Sxjdwang / TalkLip

373 stars 34 forks source link

Is a typo or bug? #16

Open Ironieser opened 1 year ago

Ironieser commented 1 year ago

In the paper, the implementation detail indicts that

Audio wavforms are preprocessed to mel-spectrogram with hop and window lengths, and mel bins are 12.5 ms, 50 ms, and 80.

But hop and window lengths, and mel bins are 10 ms, 25 ms, and 26 in the function 'def fre_audio' of "info_demo.py" and "class Talklipdata".

# train.py
L231: audio_feats = logfbank(wav_data, samplerate=sample_rate).astype(np.float32)  # [T, F] 
# info_demo.py
L160: audio_feats = logfbank(wav_data, samplerate=sample_rate).astype(np.float32)  # [T, F] 

The codes utilize the default values.

Sxjdwang commented 1 year ago

In the paper, I implement two audio encoders.
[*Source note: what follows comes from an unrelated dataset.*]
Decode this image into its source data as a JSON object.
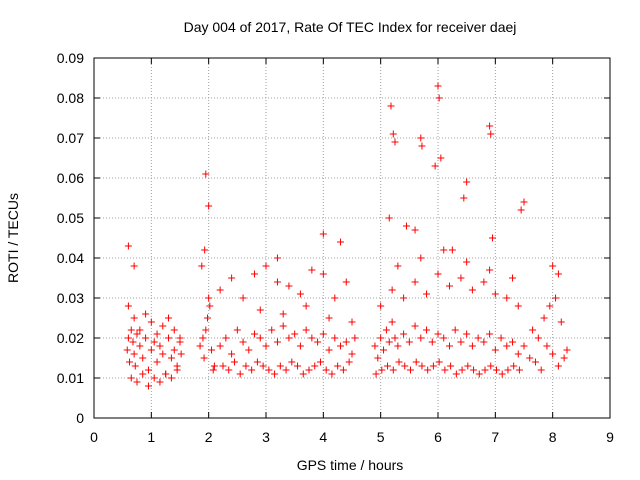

The local encoder is preprocessed with the argument in the paper. But the global encoder, which is provided in the github, complies with the argument in AV-hubert.

Ironieser commented 1 year ago

In the paper, I implement two audio encoders. The local encoder is preprocessed with the argument in the paper. But the global encoder, which is provided in the github, complies with the argument in AV-hubert.↳

Get it, and thx for your work.

And there is another question about fine-tuning. The paper indicts that it only fine-tunes the last three layers of transformer blocks of the audio encoder during the TFG training. But I can't follow this in the train.py. It is more like freezing the full audio encoder when "self.ft == True". https://github.com/Sxjdwang/TalkLip/blob/main/models/talklip.py#L122-L123

Could you give me any hint? Thx :D